例えば、地方メーカーの職人技、食品メーカーの産地ストーリー、小規模ブランドの独自コンセプトといった要素は、動画コンテンツとの相性が極めて良い。マーケティング業界では、すでに「広告よりコンテンツ」という言葉が広がり始めている。
日本のEC市場は現在、約20兆円規模といわれている。その中で、動画コマースやSNSコマースはまだ小さな領域にすぎない。
しかし海外では状況が大きく変わりつつある。中国ではライブコマースがEC売上の大きな割合を占め、米国でもTikTok Shopが急速に拡大している。今回のYouTubeと楽天の提携は、日本市場でも同様の変化が起きる可能性を示唆している。
つまりECの主戦場は、検索 → 発見へと移行しつつある。
今回のYouTubeと楽天の提携は、単なる機能追加ではない。それは、日本のEC市場において動画プラットフォームが販売チャネルになることを意味している。企業にとっては、ECサイトを「待ちの売り場」にするだけでは不十分になる。ユーザーが過ごす時間の中心にあるSNSや動画プラットフォームに、商品が入り込む必要がある。

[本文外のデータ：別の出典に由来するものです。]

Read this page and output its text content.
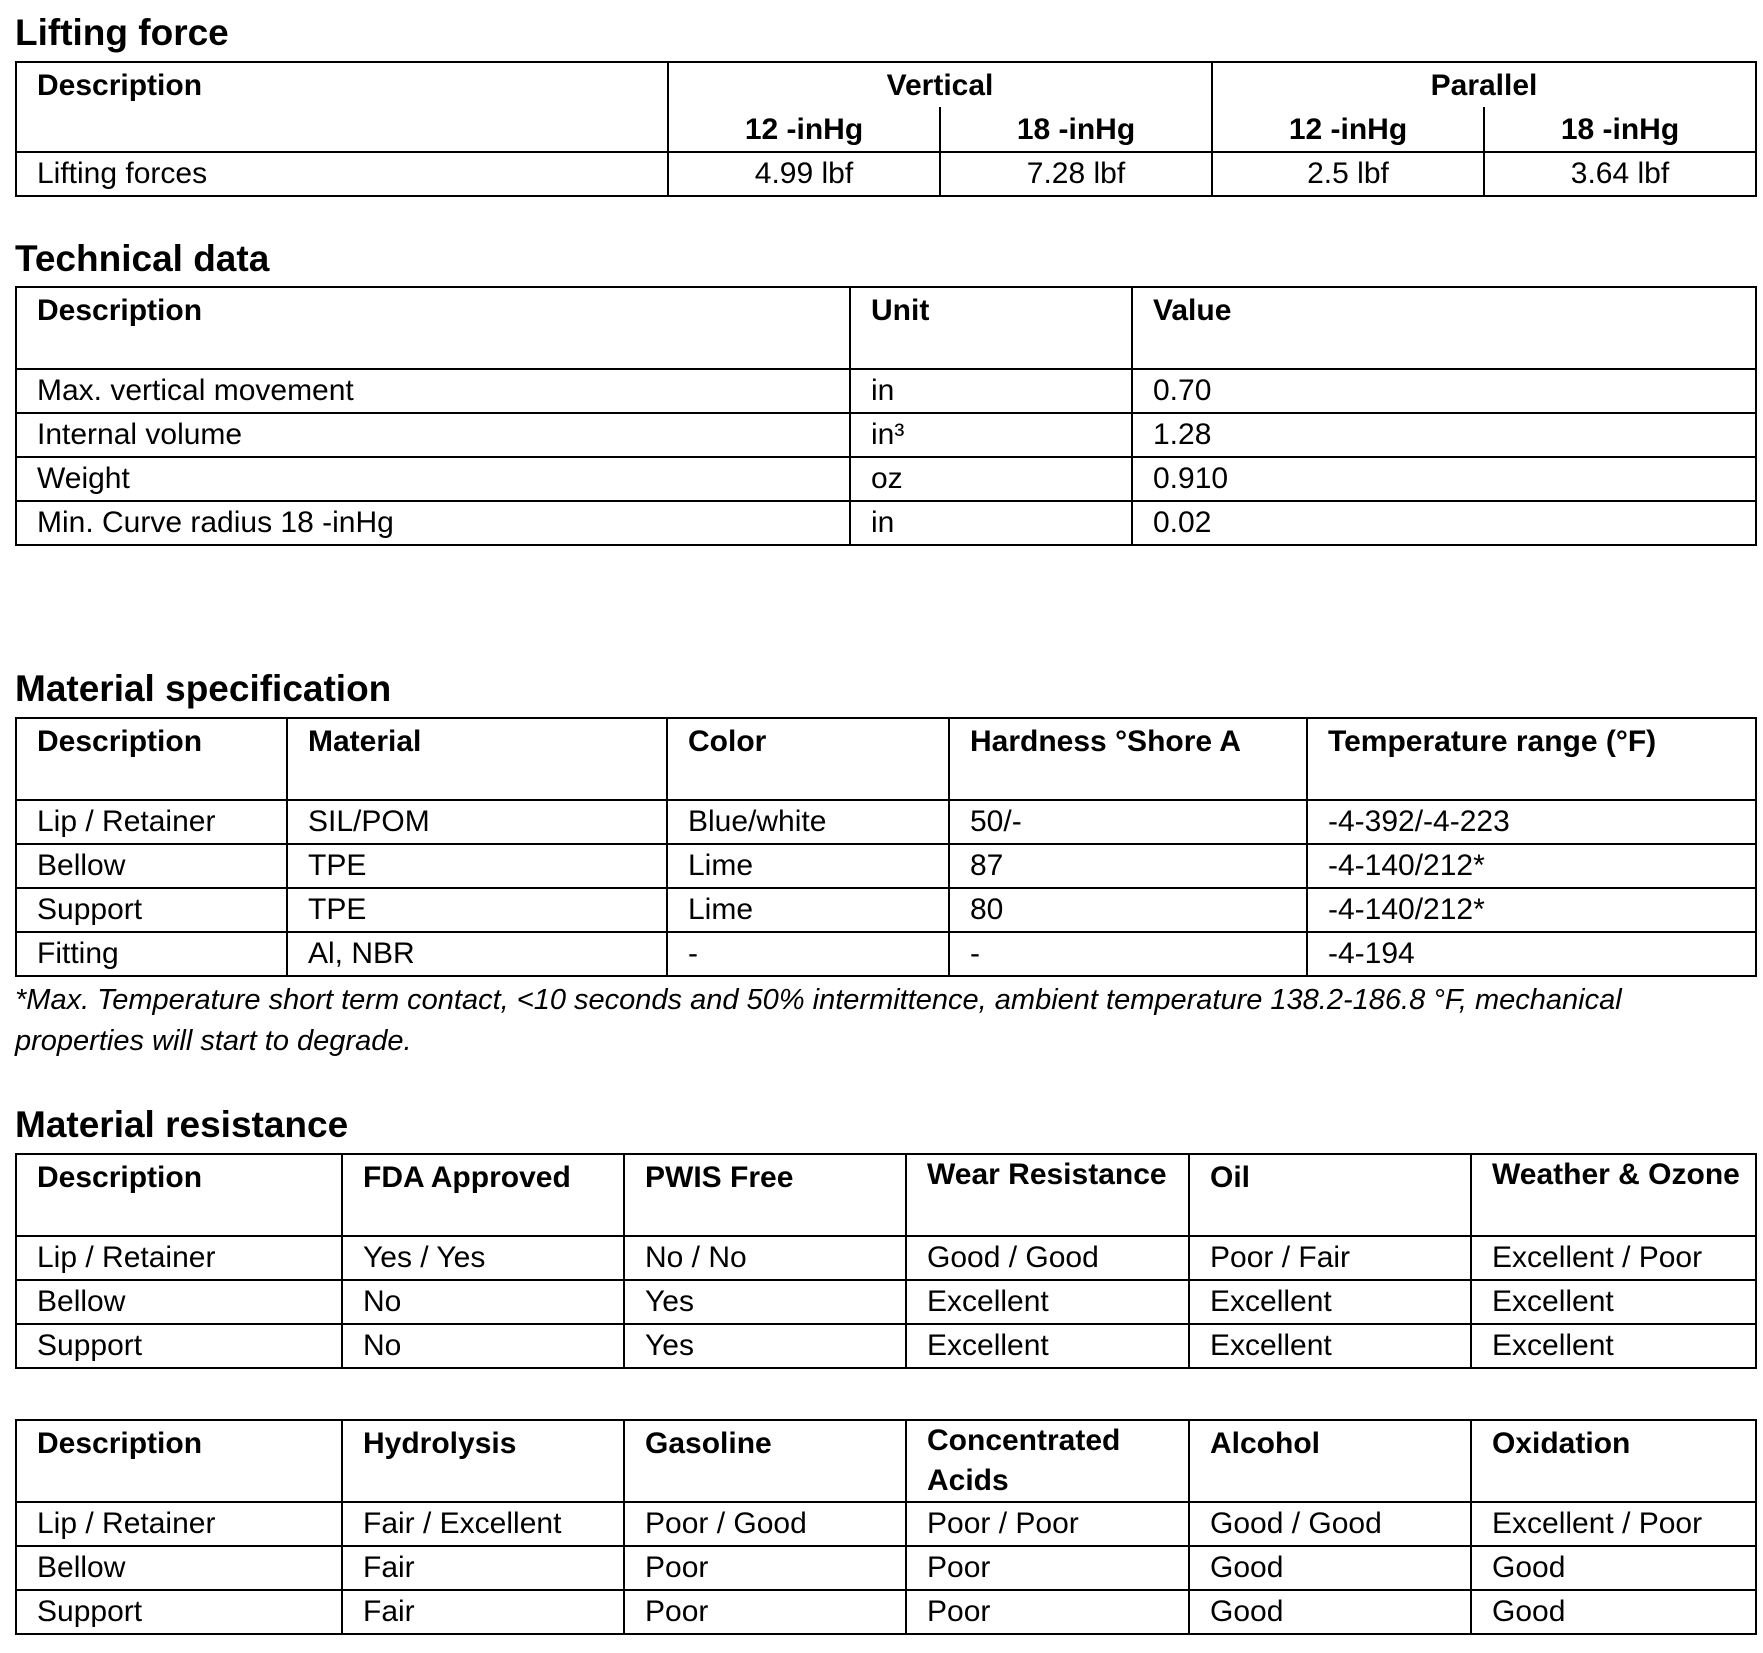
Lifting force
Description	Vertical		Parallel	
	12 -inHg	18 -inHg	12 -inHg	18 -inHg
Lifting forces	4.99 lbf	7.28 lbf	2.5 lbf	3.64 lbf
Technical data
Description	Unit	Value
Max. vertical movement	in	0.70
Internal volume	in³	1.28
Weight	oz	0.910
Min. Curve radius 18 -inHg	in	0.02
Material specification
Description	Material	Color	Hardness °Shore A	Temperature range (°F)
Lip / Retainer	SIL/POM	Blue/white	50/-	-4-392/-4-223
Bellow	TPE	Lime	87	-4-140/212*
Support	TPE	Lime	80	-4-140/212*
Fitting	Al, NBR	-	-	-4-194

*Max. Temperature short term contact, <10 seconds and 50% intermittence, ambient temperature 138.2-186.8 °F, mechanical properties will start to degrade.

Material resistance
Description	FDA Approved	PWIS Free	Wear Resistance	Oil	Weather & Ozone
Lip / Retainer	Yes / Yes	No / No	Good / Good	Poor / Fair	Excellent / Poor
Bellow	No	Yes	Excellent	Excellent	Excellent
Support	No	Yes	Excellent	Excellent	Excellent
Description	Hydrolysis	Gasoline	Concentrated Acids	Alcohol	Oxidation
Lip / Retainer	Fair / Excellent	Poor / Good	Poor / Poor	Good / Good	Excellent / Poor
Bellow	Fair	Poor	Poor	Good	Good
Support	Fair	Poor	Poor	Good	Good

中小メーカーにとっても、この流れは無視できない。むしろ、ブランドストーリーや製品のこだわりを伝えやすい中小企業ほど、動画コマースの恩恵を受ける可能性がある。
ECの競争は今、静かな転換点を迎えている。そして、その主役は必ずしも巨大企業とは限らない。
「検索で見つけてもらう時代」から、「動画で発見される時代」へ。この変化をいち早く取り込めるかどうかが、企業の次の10年を左右することになりそうだ。